The year 2022 will not be much different for global hydrocarbon markets. Fundamentals are much stronger than most foresaw, while economic growth in emerging markets is above expectations. Except a possible global Omicron lockdown, demand is still expected to grow for hydrocarbons, especially in natural gas and oil. Market fundamentals are strong, oil futures are in a sweet spot, so analysts don’t expect major price spikes – data and algorithms are in place to support the latter.
Reality however could be different, as geopolitics could be a major spoiler. The coming months, major geopolitical issues could be pushing markets to react extremely.
All eyes at present are put on the growing “New Cold War” developments between Russia and NATO. Russian president Vladimir Putin’s latest moves with regards to the Ukraine, where a major Russian military buildup threatens escalation, or the aggressive support of Belarus, could be leading to a Cold War scenario, which will have a dramatic effect on oil and gas prices worldwide.
A Russian military adventure in Ukraine will push NATO-EU to implement not only very harsh economic sanctions on Russia but could also lead to further Russian weaponisation of commodities. Lower natural gas exports to Europe, or an oil export blockade, will push prices up to unforeseen levels. A full-scale crisis is on the horizon, looking at Putin’s latest demands to NATO which were put on the table the last days.
At the same time, the ongoing JCPOA 5+1 Iran nuclear agreement discussions are also heading for a collapse. If a JCPOA agreement is off the table, Tehran’s regional strategies will be a major source of concern for oil markets, especially if Israel – USA could opt for military options.
A dark cloud is also building up in South-East Asia. The growing Chinese aggressive measures taken towards Taiwan is seen as a clear military escalation. China’s moves are currently met by Western forces in the region. A Beijing-Taiwan move would not only lead to a regional military confrontation, but also have an immense impact on global oil markets.
Some analysts are already talking about a Dragon-Bear Year, which could bring three animals in play, as 2022 is also the Year of the Tiger. Military analysts are worried that the US Biden Administration, and NATO, could be confronted by a combined Russia-China geopolitical move, in which the Ukraine and Taiwan issues are played out at the same time. A two-front confrontation at present is not able to be countered by Washington, London and Brussels (NATO) at this time. Even if a real military confrontation is not going to happen, geopolitical volatility is set to increase. After years of a slow trickling confrontation, the heat is up.

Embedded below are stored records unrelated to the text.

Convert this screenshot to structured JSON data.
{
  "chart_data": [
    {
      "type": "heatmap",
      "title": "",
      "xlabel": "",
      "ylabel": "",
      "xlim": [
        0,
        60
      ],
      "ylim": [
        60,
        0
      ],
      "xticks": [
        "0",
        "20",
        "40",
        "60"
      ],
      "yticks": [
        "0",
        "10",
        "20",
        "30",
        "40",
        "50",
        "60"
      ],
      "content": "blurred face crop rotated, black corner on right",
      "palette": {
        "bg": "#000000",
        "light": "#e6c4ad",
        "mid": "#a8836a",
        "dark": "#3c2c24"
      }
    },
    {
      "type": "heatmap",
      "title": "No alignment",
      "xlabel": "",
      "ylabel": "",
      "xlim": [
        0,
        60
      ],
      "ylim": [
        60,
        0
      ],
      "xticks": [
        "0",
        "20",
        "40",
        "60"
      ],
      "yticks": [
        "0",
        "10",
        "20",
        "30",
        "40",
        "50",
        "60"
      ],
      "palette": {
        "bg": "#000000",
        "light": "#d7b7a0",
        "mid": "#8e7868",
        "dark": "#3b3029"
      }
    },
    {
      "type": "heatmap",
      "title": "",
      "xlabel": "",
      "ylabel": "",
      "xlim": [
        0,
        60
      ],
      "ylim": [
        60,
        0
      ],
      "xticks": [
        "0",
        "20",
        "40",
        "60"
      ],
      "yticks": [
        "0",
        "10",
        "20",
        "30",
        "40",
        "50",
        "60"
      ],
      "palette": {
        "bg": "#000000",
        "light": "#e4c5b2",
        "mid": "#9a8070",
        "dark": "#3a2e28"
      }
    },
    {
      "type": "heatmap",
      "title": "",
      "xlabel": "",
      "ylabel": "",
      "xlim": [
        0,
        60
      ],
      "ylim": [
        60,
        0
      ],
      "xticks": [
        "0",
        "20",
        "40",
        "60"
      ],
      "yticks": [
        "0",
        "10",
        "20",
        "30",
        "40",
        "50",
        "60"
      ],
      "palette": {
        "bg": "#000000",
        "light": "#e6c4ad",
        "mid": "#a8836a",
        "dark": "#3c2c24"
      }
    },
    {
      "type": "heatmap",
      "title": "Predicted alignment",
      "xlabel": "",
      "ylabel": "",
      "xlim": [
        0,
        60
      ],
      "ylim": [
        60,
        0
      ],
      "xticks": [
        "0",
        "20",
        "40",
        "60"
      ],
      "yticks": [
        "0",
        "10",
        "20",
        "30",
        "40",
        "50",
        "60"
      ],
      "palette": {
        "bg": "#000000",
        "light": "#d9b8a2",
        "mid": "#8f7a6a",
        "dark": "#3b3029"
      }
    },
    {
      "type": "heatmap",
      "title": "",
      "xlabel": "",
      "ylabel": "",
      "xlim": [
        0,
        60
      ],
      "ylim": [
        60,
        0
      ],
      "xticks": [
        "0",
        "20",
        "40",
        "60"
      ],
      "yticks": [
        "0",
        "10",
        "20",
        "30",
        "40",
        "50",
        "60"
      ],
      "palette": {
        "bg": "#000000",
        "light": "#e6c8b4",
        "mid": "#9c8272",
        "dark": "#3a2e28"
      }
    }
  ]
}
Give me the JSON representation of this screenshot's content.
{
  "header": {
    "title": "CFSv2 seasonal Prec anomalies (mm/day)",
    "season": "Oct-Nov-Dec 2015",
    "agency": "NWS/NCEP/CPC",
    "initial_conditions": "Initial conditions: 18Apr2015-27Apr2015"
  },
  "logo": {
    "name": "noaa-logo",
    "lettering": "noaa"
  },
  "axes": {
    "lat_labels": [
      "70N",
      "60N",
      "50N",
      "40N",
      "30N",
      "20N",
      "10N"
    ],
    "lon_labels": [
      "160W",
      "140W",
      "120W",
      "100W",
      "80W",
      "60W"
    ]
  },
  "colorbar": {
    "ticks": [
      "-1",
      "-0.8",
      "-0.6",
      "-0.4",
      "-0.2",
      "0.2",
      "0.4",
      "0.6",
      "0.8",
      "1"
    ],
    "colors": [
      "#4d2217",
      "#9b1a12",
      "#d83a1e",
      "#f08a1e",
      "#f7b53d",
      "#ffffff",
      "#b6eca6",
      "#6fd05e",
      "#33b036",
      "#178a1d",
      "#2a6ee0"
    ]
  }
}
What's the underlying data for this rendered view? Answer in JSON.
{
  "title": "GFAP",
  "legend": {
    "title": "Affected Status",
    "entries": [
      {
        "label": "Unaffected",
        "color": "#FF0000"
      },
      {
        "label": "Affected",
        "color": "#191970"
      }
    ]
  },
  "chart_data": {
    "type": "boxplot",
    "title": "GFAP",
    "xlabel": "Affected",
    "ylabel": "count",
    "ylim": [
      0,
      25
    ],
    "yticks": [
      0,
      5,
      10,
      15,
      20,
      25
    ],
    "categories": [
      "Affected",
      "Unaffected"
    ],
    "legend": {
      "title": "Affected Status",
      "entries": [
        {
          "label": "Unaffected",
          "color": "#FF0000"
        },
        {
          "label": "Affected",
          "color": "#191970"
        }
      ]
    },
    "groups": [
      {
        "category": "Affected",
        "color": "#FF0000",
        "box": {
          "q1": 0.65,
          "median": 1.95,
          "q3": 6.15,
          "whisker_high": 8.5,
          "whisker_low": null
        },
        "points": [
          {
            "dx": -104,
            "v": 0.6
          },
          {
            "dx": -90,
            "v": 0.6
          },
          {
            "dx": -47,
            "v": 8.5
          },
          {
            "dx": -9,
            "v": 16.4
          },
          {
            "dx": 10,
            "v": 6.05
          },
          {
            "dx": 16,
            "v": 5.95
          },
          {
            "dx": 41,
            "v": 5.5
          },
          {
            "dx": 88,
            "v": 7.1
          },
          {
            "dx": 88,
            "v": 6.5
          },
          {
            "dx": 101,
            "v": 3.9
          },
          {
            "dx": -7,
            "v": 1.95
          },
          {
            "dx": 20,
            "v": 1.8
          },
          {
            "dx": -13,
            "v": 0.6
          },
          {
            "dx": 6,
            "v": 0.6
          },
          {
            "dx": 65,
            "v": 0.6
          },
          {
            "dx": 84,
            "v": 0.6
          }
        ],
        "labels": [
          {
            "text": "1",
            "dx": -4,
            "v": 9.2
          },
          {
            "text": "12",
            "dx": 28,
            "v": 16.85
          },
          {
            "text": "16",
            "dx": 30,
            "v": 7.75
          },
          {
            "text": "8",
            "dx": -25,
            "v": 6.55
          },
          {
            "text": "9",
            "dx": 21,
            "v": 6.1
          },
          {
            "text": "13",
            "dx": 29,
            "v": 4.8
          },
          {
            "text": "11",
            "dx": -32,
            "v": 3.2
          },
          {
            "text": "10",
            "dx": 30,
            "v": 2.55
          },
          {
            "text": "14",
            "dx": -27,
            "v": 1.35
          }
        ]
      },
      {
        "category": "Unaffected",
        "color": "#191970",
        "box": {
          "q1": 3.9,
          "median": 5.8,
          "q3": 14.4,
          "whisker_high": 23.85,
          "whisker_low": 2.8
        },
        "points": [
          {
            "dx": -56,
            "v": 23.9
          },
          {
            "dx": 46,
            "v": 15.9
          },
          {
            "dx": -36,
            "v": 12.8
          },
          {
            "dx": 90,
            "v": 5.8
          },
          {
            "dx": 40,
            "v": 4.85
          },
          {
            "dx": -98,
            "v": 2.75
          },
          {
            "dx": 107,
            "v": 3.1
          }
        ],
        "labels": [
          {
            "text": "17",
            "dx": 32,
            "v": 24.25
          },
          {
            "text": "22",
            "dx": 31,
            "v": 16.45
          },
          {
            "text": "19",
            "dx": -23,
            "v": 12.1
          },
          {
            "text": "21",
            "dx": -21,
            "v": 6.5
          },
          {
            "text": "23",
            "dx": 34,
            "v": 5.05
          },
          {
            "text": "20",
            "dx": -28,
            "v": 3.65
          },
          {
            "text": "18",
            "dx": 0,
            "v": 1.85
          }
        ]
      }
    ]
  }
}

On the borders of Europe, another potential powder keg is simmering. Turkey, the second largest military partner in NATO, is looking at an economic meltdown. Steep inflation, struggling economy and a weak political system is a recipe for disaster. Turkey’s president Erdogan and his AKP is looking at a potential doomsday scenario, in which irrational actions are to be expected. Escalation in and outside of Turkey could maybe be a new Sarajevo scenario after Princip’s attack in 1914.
When analysts realise that global oil or energy markets are still linked to geopolitics, new pressure on oil or energy prices is clear. Even that European energy prices are already sky-high, more is to be expected the coming months. For crude oil, any real geopolitical crisis will push oil prices up. Fundamentals are heading for sweet spots, but investments will be leading. Political-military moves however could throw technical analysis and fundamentals in the dustbin, opening up scenarios in which $100 per barrel will be seen as very low.